“The Parliament of Namibia is excited to be hosting the EPDN experts on our premises,” said Hon Professor Peter Katjavivi, Speaker of the National Assembly at the launch of the Enhancing Participatory Democracy in Namibia (EPDN) programme on 02 June 2021.
The five-year programme which is funded by the European Union with a total of 6 million EURO (more than N$ 90 million), is a partnership between the government and the union. It is aimed at enhancing engagement between the Parliament, Government bodies and Civil Society Organisations in Namibia, to actively participate in policy and programme implementation within their different capacities. The project is also designed to enhance the internal capacities of civil society organizations while establishing and promoting networks and linkages among them.
The event was attended by policymakers, EU delegates and Civil society organizations, and sparked ideas on how to respond to the socio-economic challenges and development priorities in Namibia; how to strengthen governance institutions and practices for enhancing citizens’ participation; and to facilitate participation and partnerships among stakeholders to ensure buy-in and commitment to national development.
On behalf of the European Union, Ms Sinikka Antila, Head of EU Delegation to Namibia encouraged a mindset which helps civil society and government to see each other as complementary partners. She stated that “only through real participatory democracy, we will be able to translate all the relevant development plans and programmes into action and turn printed words into action.”

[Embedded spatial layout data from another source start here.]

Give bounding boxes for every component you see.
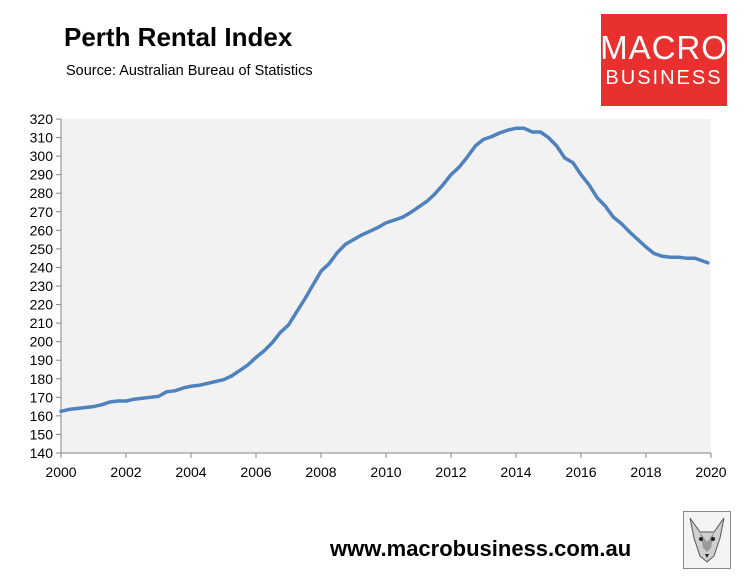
y-tick-label: 170 xyxy=(30,389,54,405)
y-tick-label: 260 xyxy=(30,222,54,238)
macrobusiness-logo[interactable]: MACRO BUSINESS xyxy=(600,14,728,106)
y-tick-label: 160 xyxy=(30,408,54,424)
x-tick-label: 2016 xyxy=(565,464,596,480)
y-tick-label: 150 xyxy=(30,426,54,442)
y-tick-label: 200 xyxy=(30,334,54,350)
y-tick-label: 250 xyxy=(30,241,54,257)
y-tick-label: 230 xyxy=(30,278,54,294)
y-tick-label: 180 xyxy=(30,371,54,387)
logo-line-1: MACRO xyxy=(600,29,728,66)
y-tick-label: 290 xyxy=(30,167,54,183)
x-tick-label: 2020 xyxy=(695,464,726,480)
y-tick-label: 190 xyxy=(30,352,54,368)
chart-source: Source: Australian Bureau of Statistics xyxy=(66,63,313,79)
y-tick-label: 310 xyxy=(30,130,54,146)
x-tick-label: 2006 xyxy=(240,464,271,480)
y-tick-label: 300 xyxy=(30,148,54,164)
y-tick-label: 240 xyxy=(30,259,54,275)
y-tick-label: 280 xyxy=(30,185,54,201)
x-tick-label: 2012 xyxy=(435,464,466,480)
y-tick-label: 210 xyxy=(30,315,54,331)
logo-line-2: BUSINESS xyxy=(605,67,723,89)
x-tick-label: 2004 xyxy=(175,464,206,480)
fox-emblem-icon xyxy=(683,511,731,569)
plot-area xyxy=(61,119,711,453)
y-tick-label: 270 xyxy=(30,204,54,220)
series-line-0 xyxy=(59,126,710,414)
chart-title: Perth Rental Index xyxy=(64,22,293,52)
x-tick-label: 2000 xyxy=(45,464,76,480)
x-tick-label: 2002 xyxy=(110,464,141,480)
x-tick-label: 2018 xyxy=(630,464,661,480)
x-tick-label: 2010 xyxy=(370,464,401,480)
x-tick-label: 2008 xyxy=(305,464,336,480)
y-tick-label: 220 xyxy=(30,297,54,313)
y-tick-label: 320 xyxy=(30,111,54,127)
x-tick-label: 2014 xyxy=(500,464,531,480)
y-tick-label: 140 xyxy=(30,445,54,461)
footer-url[interactable]: www.macrobusiness.com.au xyxy=(330,536,632,561)
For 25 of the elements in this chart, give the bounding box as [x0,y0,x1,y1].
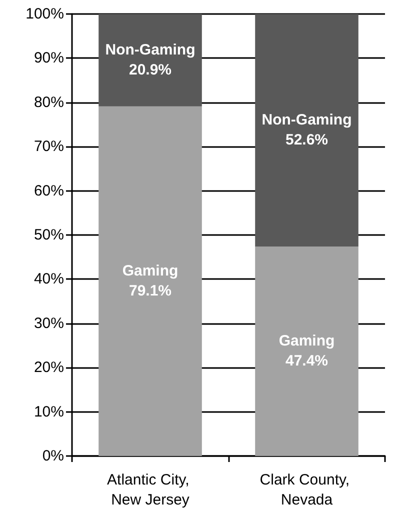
y-tick-label: 10% [34,403,64,420]
data-label: 47.4% [285,352,328,370]
x-tick-label: Atlantic City, New Jersey [107,472,194,508]
text: Non-Gaming [105,42,196,59]
y-tick-label: 40% [34,270,64,288]
y-tick-label: 80% [34,94,64,111]
y-tick-label: 50% [34,226,64,244]
y-tick-label: 60% [34,182,64,200]
y-tick-label: 20% [34,359,64,376]
y-tick-label: 30% [34,314,64,332]
series-label: Gaming [278,332,335,350]
data-label: 52.6% [285,132,328,149]
bar [255,14,358,246]
series-label: Non-Gaming [262,112,352,129]
y-tick-label: 0% [42,448,64,464]
y-tick-label: 100% [26,6,64,22]
x-tick-label: Clark County, Nevada [260,472,354,508]
data-label: 79.1% [128,282,172,300]
bar [98,14,202,106]
y-tick-label: 70% [34,138,64,156]
text: Gaming [122,262,178,280]
bar [98,106,202,456]
data-label: 20.9% [128,62,172,79]
y-tick-label: 90% [34,50,64,67]
bar [255,246,358,456]
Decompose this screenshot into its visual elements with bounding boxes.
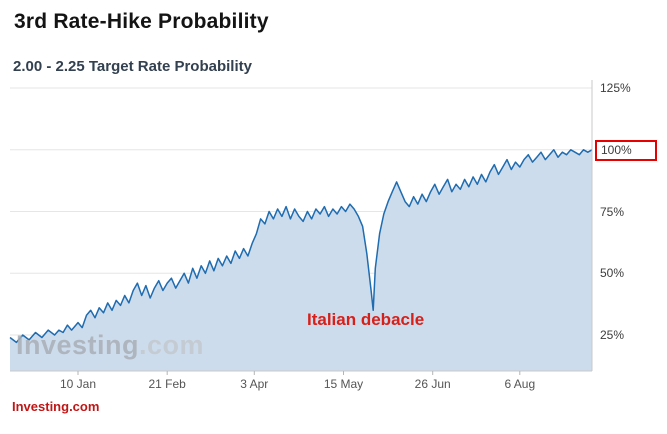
- investing-watermark: Investing.com: [16, 330, 204, 361]
- y-axis-label: 75%: [600, 204, 625, 219]
- page-title: 3rd Rate-Hike Probability: [14, 10, 269, 33]
- y-axis-label: 125%: [600, 81, 631, 95]
- y-axis-label: 100%: [601, 142, 632, 157]
- highlight-box-100pct: 100%: [595, 139, 657, 161]
- watermark-suffix: .com: [139, 330, 205, 360]
- x-axis-label: 3 Apr: [240, 377, 269, 391]
- annotation-italian-debacle: Italian debacle: [307, 310, 425, 329]
- x-axis-label: 21 Feb: [148, 377, 186, 391]
- y-axis-label: 50%: [600, 266, 625, 281]
- x-axis-label: 10 Jan: [59, 377, 97, 391]
- source-credit: Investing.com: [12, 399, 100, 414]
- x-axis-label: 26 Jun: [414, 377, 451, 391]
- x-axis-label: 6 Aug: [504, 377, 536, 391]
- chart-subtitle: 2.00 - 2.25 Target Rate Probability: [13, 58, 252, 75]
- watermark-name: Investing: [16, 330, 140, 360]
- x-axis-label: 15 May: [323, 377, 364, 391]
- y-axis-label: 25%: [600, 328, 625, 342]
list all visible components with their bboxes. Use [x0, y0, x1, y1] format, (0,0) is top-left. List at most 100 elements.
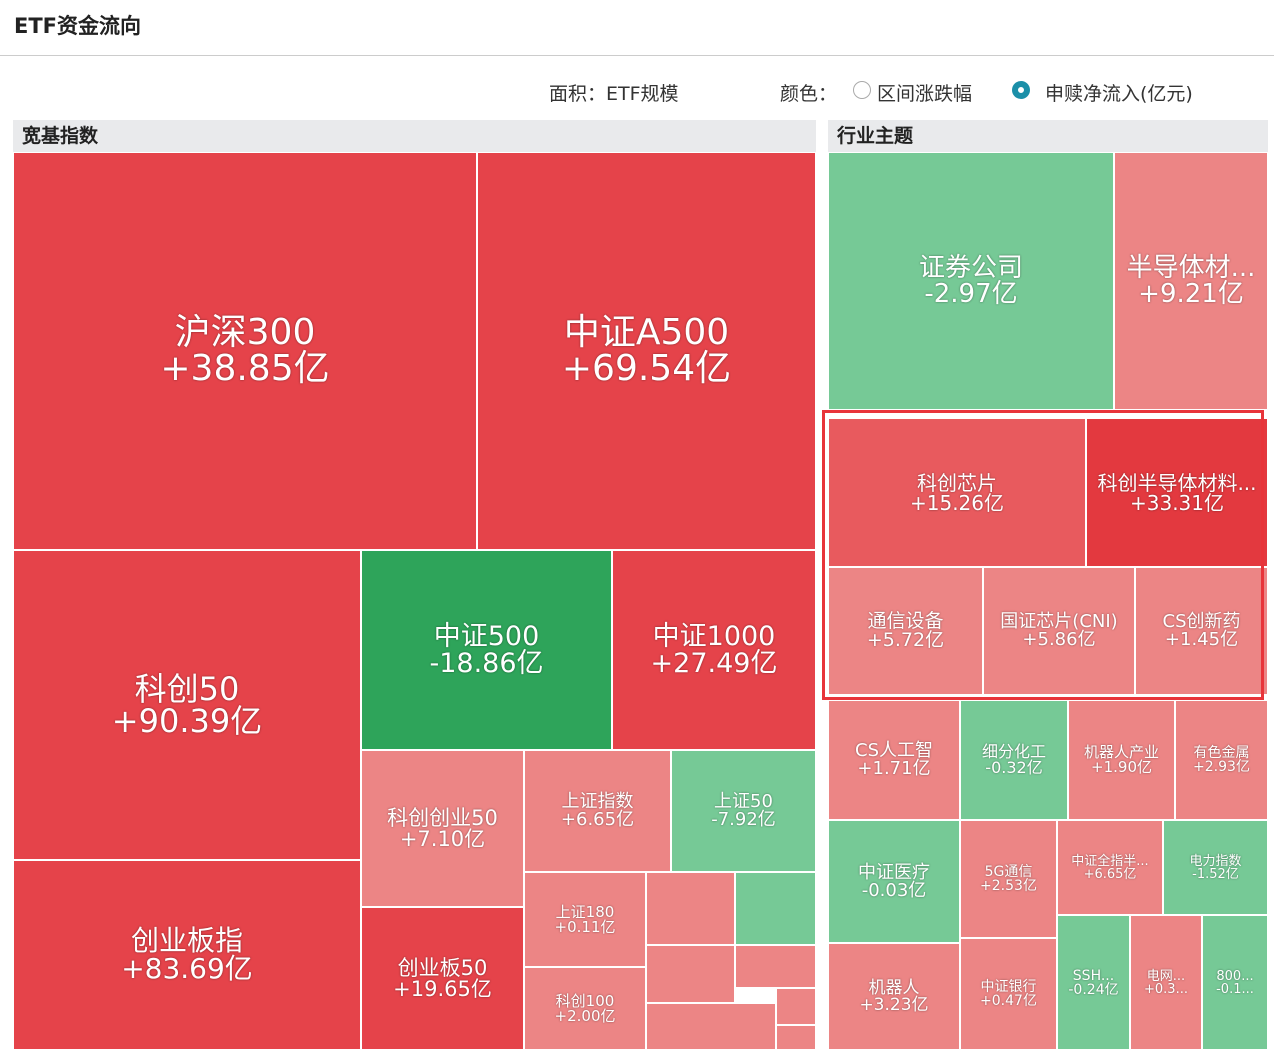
tile[interactable]: 国证芯片(CNI) +5.86亿	[983, 567, 1135, 695]
tile[interactable]	[646, 945, 735, 1003]
tile[interactable]	[646, 872, 735, 945]
tile-flow: +6.65亿	[1083, 866, 1137, 882]
tile-name: 5G通信	[984, 864, 1033, 880]
tile-flow: -0.1...	[1216, 981, 1254, 997]
tile-flow: +83.69亿	[121, 952, 253, 985]
tile-name: 中证银行	[980, 979, 1037, 995]
tile-flow: -7.92亿	[711, 809, 776, 830]
tile[interactable]: 中证500 -18.86亿	[361, 550, 612, 750]
tile[interactable]: 中证A500 +69.54亿	[477, 152, 816, 550]
tile-name: 通信设备	[867, 610, 944, 632]
tile[interactable]: SSH... -0.24亿	[1057, 915, 1130, 1050]
tile[interactable]: 细分化工 -0.32亿	[960, 700, 1068, 820]
tile-flow: +38.85亿	[160, 348, 330, 389]
tile[interactable]: 科创芯片 +15.26亿	[828, 418, 1086, 567]
tile-flow: +90.39亿	[111, 702, 263, 740]
radio[interactable]	[1012, 81, 1030, 99]
radio[interactable]	[853, 81, 871, 99]
tile[interactable]: 创业板50 +19.65亿	[361, 907, 524, 1050]
tile[interactable]: 科创创业50 +7.10亿	[361, 750, 524, 907]
tile-name: 上证180	[555, 902, 615, 921]
tile-flow: +9.21亿	[1138, 279, 1244, 309]
tile[interactable]	[735, 872, 816, 945]
tile[interactable]: 上证50 -7.92亿	[671, 750, 816, 872]
tile-name: 上证50	[714, 791, 773, 812]
tile[interactable]: 有色金属 +2.93亿	[1175, 700, 1268, 820]
tile[interactable]: CS创新药 +1.45亿	[1135, 567, 1268, 695]
highlight-box	[822, 410, 1264, 700]
tile-flow: +33.31亿	[1129, 490, 1224, 515]
tile-name: 有色金属	[1193, 745, 1250, 761]
tile-flow: +6.65亿	[560, 809, 635, 830]
tile[interactable]: 上证180 +0.11亿	[524, 872, 646, 967]
tile[interactable]: CS人工智 +1.71亿	[828, 700, 960, 820]
tile-flow: -0.03亿	[861, 879, 927, 901]
tile-name: 科创芯片	[917, 470, 997, 495]
tile[interactable]: 中证银行 +0.47亿	[960, 938, 1057, 1050]
tile-flow: +3.23亿	[859, 994, 929, 1015]
tile-name: SSH...	[1072, 967, 1115, 984]
tile-flow: +27.49亿	[650, 648, 778, 679]
tile-flow: +0.3...	[1144, 981, 1188, 997]
tile-name: 创业板指	[130, 924, 243, 957]
tile[interactable]: 800... -0.1...	[1202, 915, 1268, 1050]
tile[interactable]: 5G通信 +2.53亿	[960, 820, 1057, 938]
tile[interactable]: 半导体材... +9.21亿	[1114, 152, 1268, 410]
tile-name: 上证指数	[561, 791, 634, 812]
tile[interactable]: 机器人产业 +1.90亿	[1068, 700, 1175, 820]
tile-flow: +1.71亿	[857, 758, 931, 779]
tile-flow: +5.86亿	[1022, 629, 1096, 650]
panel-title: 宽基指数	[13, 120, 816, 152]
tile-name: 细分化工	[981, 742, 1046, 761]
tile-flow: +0.47亿	[980, 993, 1037, 1009]
tile-name: 国证芯片(CNI)	[1000, 611, 1118, 632]
tile-name: 机器人产业	[1083, 743, 1159, 761]
tile[interactable]: 电力指数 -1.52亿	[1163, 820, 1268, 915]
tile[interactable]	[776, 1025, 816, 1050]
tile-flow: +5.72亿	[866, 629, 945, 651]
divider	[0, 55, 1274, 56]
tile[interactable]: 证券公司 -2.97亿	[828, 152, 1114, 410]
tile-name: 800...	[1216, 968, 1254, 984]
tile-flow: +69.54亿	[561, 348, 732, 389]
tile[interactable]: 沪深300 +38.85亿	[13, 152, 477, 550]
tile-name: 机器人	[868, 977, 920, 998]
tile-name: 电力指数	[1189, 853, 1242, 869]
tile-name: 科创半导体材料...	[1097, 470, 1257, 495]
radio-label[interactable]: 区间涨跌幅	[877, 83, 973, 105]
tile[interactable]	[735, 945, 816, 988]
tile-name: 科创创业50	[387, 805, 498, 830]
tile-name: CS人工智	[855, 740, 933, 761]
tile-flow: +1.90亿	[1091, 758, 1152, 776]
tile[interactable]: 中证全指半... +6.65亿	[1057, 820, 1163, 915]
tile-flow: +19.65亿	[393, 976, 492, 1001]
tile-name: 科创50	[134, 670, 240, 708]
tile-name: 沪深300	[174, 312, 316, 353]
tile-flow: -2.97亿	[924, 279, 1018, 309]
tile[interactable]: 机器人 +3.23亿	[828, 943, 960, 1050]
tile[interactable]: 中证1000 +27.49亿	[612, 550, 816, 750]
radio-label[interactable]: 申赎净流入(亿元)	[1045, 83, 1193, 105]
tile[interactable]: 科创100 +2.00亿	[524, 967, 646, 1050]
tile-flow: +15.26亿	[909, 490, 1004, 515]
tile-name: 半导体材...	[1126, 253, 1256, 283]
tile[interactable]: 创业板指 +83.69亿	[13, 860, 361, 1050]
tile-name: 中证500	[433, 621, 540, 652]
tile-name: 创业板50	[397, 955, 488, 980]
tile-name: 科创100	[555, 991, 615, 1010]
tile[interactable]: 上证指数 +6.65亿	[524, 750, 671, 872]
tile-flow: +2.93亿	[1193, 759, 1250, 775]
tile-name: 电网...	[1146, 968, 1186, 984]
tile-name: 中证1000	[652, 621, 776, 652]
tile[interactable]: 中证医疗 -0.03亿	[828, 820, 960, 943]
tile[interactable]	[776, 988, 816, 1025]
tile-name: 证券公司	[918, 253, 1023, 283]
tile[interactable]: 科创半导体材料... +33.31亿	[1086, 418, 1268, 567]
tile-flow: +7.10亿	[399, 826, 486, 851]
tile[interactable]	[646, 1003, 776, 1050]
tile[interactable]: 电网... +0.3...	[1130, 915, 1202, 1050]
tile-flow: -0.32亿	[985, 758, 1043, 777]
tile[interactable]: 通信设备 +5.72亿	[828, 567, 983, 695]
tile[interactable]: 科创50 +90.39亿	[13, 550, 361, 860]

Maxi Louis from the Community Based Natural Resources Management (CBNRM) sector said that the EPDN is an opportunity to build on existing partnerships with the parliament and meaningfully engage on CBNRM issues in a structured and impactful manner. She mentioned that some of the previous engagement platforms such as the Parliamentary Standing Committee on Natural Resources and the Conservation Caucus model helped to solve some of the issues faced by the communities and could have impacted the natural resource bases.
Mutual learning and sharing of information and acting in one accord are important prerequisites for a powerful civil society that wants its voice to be heard. Hon. Peter Katjavivi, therefore, asked development partners “to stand together, side-by-side with policymakers in taking their work closer to the people and bringing the people closer to the parliament”. He urged that discussions should be well informed and reflect the needs of the people on the ground. He shared his reflections on a Parliamentary CBNRM learning tour that happened in 2010 “I remember when we had a field trip to conservancies, we had stimulating discussions with communities about issues such as Human-Wildlife conflict and natural resources management. It was an eye opener, which turned out to be the most rewarding experience for me”.
The CSOs are still eager to share their programs and engage with the parliament on various national strategies and want to continue playing the role of being the bridge between Parliament and CBOs, especially in rural areas.